Our AUC values, calculated for validation subjects, are comparable to Iizuka et al. [25] and Mattis et al. [24] but lower than Perovnik et al. [8], whose ADRP has been identified in AD patients pathologically confirmed with a cerebrospinal fluid biomarker. Other authors report AUCs for the identification groups, which are expectedly higher than for validation groups. It could be seen that results that stem from ADNI data reach similar AUCs, probably due to the multisite nature of the data, and are different from the results obtained from single-center scans. Habeck et al. [4] and Iizuka et al. [25] also confirm the spread of AUC values for group repetitions and imply that the selection of the subjects may have a significant impact on the AUC value. The reason for somehow lower AUC values in our study and their wider spread, especially in smaller identification groups, is possibly caused by the random selection of subjects from the ADNI database. In the selection process, we considered patients’ diagnoses but not their detailed clinical data (i.e., disease duration, cognitive status), which could improve subject selection. It should also be noted that subjects in our study were scanned on four different scanners with considerably different configurations (whole-body PET scanner vs. dedicated brain PET scanner) and different scanner generations. Due to these differences, images were likely more heterogeneous regarding noise level, and these differences could not be fully corrected with scanner-specific image smoothing. Additionally, it should be emphasized that our reported AUC values stem from the validation images, while others generally reported AUC values that stem from the identification image sets, which may cause a possible overfitting bias.

Our findings about the appropriate resolution of the ADRP identification images can be roughly compared to the image resolutions chosen by the authors in previous studies. Smoothing with 10 mm [6, 7, 20, 24] or 12 mm [4, 5] FWHM Gaussian kernel is reported, leading to the image resolution of about 11.4 mm or 13.2 mm FWMH for Siemens Biograph mCT and worse for other scanners. This is compliant with the highest AUCs for patterns identified from images with resolutions between 8 and 15 mm FWHM in our study.

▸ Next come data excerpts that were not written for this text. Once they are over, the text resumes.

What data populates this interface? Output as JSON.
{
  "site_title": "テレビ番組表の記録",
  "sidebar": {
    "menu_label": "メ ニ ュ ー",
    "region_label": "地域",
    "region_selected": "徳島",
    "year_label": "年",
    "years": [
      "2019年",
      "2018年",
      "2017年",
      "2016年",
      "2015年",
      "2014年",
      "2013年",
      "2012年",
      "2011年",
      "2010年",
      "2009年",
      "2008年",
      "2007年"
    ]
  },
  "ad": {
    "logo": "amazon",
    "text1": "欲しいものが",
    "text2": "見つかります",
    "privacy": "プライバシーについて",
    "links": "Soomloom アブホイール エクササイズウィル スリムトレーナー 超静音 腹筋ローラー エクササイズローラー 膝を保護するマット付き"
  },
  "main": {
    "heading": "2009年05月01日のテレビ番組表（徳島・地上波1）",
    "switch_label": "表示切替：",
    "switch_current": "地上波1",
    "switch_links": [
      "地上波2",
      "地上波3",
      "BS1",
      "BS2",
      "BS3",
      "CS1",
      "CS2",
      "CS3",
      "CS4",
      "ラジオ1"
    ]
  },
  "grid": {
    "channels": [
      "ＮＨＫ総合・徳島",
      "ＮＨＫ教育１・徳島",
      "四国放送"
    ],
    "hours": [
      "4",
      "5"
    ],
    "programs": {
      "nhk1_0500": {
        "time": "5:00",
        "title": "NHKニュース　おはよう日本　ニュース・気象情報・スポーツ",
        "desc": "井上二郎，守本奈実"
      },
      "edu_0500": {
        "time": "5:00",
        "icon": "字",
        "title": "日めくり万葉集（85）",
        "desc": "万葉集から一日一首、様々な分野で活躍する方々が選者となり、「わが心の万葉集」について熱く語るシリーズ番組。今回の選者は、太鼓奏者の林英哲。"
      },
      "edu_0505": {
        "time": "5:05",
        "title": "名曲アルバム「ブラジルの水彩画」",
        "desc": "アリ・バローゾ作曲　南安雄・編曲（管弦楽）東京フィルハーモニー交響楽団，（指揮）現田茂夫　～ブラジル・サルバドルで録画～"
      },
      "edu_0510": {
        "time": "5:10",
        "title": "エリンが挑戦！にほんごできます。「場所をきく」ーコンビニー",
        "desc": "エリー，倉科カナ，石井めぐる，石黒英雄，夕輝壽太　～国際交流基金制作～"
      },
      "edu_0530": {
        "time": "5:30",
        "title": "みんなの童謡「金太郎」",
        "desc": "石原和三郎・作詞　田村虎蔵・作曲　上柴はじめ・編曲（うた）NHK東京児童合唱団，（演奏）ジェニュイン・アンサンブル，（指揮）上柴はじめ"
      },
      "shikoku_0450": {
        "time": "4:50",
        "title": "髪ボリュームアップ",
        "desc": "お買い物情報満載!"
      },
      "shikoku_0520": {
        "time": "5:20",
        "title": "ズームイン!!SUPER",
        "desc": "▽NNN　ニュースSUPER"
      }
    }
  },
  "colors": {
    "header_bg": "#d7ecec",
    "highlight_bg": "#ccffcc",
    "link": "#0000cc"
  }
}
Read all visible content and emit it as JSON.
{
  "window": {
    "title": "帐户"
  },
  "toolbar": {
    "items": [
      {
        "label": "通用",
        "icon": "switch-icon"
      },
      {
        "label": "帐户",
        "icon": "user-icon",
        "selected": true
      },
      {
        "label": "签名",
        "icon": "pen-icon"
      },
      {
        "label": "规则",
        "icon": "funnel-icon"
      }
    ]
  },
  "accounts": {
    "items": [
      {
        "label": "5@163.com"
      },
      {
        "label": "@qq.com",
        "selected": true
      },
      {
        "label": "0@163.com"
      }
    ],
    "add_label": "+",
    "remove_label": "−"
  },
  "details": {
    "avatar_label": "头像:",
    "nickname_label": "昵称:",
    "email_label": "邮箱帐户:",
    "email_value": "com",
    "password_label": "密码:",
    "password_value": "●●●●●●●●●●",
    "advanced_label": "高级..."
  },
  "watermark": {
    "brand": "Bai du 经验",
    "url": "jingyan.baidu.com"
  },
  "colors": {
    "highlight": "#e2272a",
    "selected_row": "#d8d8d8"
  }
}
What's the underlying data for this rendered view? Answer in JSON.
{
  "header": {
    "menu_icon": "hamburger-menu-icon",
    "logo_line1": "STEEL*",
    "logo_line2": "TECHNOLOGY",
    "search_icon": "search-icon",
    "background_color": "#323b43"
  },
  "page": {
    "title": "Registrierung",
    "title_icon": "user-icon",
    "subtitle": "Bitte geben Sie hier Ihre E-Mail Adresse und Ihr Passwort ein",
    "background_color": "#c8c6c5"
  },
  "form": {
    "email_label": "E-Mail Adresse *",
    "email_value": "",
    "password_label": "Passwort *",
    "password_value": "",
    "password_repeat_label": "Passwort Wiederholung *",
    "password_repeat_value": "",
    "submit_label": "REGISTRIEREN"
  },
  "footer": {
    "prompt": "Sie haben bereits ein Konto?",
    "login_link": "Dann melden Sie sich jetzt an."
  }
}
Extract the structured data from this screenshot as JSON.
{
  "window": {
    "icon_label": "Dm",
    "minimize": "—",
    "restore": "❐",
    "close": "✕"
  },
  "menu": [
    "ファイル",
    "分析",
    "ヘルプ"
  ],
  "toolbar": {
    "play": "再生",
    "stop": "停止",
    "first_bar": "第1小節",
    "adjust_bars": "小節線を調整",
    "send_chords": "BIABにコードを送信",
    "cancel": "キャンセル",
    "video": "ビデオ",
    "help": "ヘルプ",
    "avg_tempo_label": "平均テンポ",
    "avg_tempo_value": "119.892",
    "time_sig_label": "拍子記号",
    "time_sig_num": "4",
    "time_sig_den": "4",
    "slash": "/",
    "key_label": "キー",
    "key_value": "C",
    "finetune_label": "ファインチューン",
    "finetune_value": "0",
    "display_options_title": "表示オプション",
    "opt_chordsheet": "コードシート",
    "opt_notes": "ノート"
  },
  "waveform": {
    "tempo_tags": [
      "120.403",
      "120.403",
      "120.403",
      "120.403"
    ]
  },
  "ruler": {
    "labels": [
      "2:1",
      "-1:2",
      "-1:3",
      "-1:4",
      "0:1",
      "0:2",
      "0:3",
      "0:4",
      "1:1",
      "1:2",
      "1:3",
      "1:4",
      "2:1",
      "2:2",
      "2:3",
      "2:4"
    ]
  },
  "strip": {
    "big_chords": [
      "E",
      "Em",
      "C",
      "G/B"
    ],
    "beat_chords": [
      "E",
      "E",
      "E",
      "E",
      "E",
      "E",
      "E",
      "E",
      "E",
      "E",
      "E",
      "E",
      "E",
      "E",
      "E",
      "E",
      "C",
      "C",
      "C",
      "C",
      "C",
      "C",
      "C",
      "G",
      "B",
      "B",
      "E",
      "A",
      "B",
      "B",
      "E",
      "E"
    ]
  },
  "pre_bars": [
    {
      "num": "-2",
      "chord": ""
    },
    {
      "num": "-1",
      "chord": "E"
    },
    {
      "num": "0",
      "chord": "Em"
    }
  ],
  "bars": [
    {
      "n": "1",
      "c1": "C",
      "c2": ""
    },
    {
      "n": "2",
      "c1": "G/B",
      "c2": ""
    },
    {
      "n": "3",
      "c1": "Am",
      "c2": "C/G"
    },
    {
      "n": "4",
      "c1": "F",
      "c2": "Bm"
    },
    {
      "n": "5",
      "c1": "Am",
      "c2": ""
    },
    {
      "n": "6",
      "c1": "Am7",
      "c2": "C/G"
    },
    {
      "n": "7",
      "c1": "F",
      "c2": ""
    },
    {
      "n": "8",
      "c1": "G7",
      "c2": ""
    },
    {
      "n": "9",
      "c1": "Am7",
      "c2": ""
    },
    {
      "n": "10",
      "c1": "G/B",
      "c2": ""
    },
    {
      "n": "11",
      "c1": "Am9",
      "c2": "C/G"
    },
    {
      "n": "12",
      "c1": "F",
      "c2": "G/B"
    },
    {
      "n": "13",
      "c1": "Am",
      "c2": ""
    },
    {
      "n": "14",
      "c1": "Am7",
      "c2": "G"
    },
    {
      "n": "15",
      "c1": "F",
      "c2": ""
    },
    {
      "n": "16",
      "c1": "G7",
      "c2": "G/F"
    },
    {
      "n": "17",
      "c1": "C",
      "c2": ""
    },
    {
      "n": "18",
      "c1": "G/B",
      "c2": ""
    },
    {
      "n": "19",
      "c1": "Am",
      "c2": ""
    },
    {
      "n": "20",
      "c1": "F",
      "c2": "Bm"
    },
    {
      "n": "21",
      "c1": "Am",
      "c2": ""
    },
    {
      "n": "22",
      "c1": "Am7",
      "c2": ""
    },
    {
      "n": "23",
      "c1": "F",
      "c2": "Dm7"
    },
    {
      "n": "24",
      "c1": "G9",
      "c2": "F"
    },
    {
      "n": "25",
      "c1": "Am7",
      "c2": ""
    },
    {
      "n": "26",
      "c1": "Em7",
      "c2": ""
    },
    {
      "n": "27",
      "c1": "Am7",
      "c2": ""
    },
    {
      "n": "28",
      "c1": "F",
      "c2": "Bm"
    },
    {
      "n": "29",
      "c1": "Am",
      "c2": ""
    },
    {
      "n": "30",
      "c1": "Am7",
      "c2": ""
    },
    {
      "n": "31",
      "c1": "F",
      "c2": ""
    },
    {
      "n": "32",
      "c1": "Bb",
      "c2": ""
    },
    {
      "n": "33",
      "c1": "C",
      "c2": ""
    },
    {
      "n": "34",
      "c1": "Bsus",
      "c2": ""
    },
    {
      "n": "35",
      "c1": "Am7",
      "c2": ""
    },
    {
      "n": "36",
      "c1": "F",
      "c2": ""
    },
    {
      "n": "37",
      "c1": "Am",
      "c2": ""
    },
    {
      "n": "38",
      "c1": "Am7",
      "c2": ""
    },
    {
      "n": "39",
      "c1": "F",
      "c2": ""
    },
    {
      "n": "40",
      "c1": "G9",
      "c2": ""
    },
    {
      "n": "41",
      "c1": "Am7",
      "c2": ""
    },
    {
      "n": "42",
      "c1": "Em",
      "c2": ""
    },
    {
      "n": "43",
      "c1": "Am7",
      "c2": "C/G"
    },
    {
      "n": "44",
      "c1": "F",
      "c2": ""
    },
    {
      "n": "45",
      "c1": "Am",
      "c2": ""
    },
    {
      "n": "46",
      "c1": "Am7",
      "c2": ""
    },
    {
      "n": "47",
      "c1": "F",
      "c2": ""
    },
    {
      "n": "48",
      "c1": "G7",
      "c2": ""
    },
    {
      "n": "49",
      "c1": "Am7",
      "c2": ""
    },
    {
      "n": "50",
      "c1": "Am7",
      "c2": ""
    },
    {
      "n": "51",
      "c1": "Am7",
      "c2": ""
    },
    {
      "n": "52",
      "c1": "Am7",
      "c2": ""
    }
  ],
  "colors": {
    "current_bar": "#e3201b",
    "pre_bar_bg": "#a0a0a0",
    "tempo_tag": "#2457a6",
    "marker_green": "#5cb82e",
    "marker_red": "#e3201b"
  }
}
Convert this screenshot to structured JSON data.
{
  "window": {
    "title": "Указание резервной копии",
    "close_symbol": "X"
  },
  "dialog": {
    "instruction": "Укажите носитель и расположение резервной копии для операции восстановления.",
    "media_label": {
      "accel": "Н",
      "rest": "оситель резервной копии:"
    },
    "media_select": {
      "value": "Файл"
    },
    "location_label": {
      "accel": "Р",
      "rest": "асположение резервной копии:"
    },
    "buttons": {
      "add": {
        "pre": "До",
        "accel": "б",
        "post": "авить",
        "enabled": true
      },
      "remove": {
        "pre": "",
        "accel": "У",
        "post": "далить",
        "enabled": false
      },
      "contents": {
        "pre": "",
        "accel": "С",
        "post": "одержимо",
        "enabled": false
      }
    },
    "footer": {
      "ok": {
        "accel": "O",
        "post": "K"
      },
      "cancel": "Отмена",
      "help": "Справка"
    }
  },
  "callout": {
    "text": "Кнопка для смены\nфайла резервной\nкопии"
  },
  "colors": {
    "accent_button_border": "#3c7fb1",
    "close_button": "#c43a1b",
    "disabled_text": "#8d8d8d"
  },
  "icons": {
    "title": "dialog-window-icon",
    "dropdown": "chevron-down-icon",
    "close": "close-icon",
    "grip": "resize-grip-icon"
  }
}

Nevertheless, we found that the effect of image resolution on the pattern’s diagnostic performance is rather small, which is in accordance with previous research exploring the influence of other technical parameters of the 2-[18F]FDG-PET images on other disease-specific metabolic patterns. In Tomše et al. [15], we estimated the effect of 2-[18F]FDG-PET reconstruction algorithms on the expression of the Parkinson’s disease-related pattern (PDRP). The reported AUC values for differentiation between patients and healthy controls are stable regardless of the reconstruction algorithm; around 0.95. Even so, it was stressed that for the prospective determination of pattern expression in a new subject, scaling with a group of CN subjects’ images scanned and preprocessed with the same protocol is needed. Similarly, stable AUC values were achieved for PDRP also by Peng et al. [18], who studied the effects of PET scanners and spatial normalization with different softwares and reported AUC values between 0.96 and 0.97 for different SPM versions. Wu et al. [16] studied PDRP scores in two populations scanned with different scanners and reconstruction algorithms and obtained AUC values between 0.98 and 0.99. Moeller et al. [17] also confirmed a high reproducibility of the PDRPs across four independent pattern identification populations each scanned with a different PET scanner.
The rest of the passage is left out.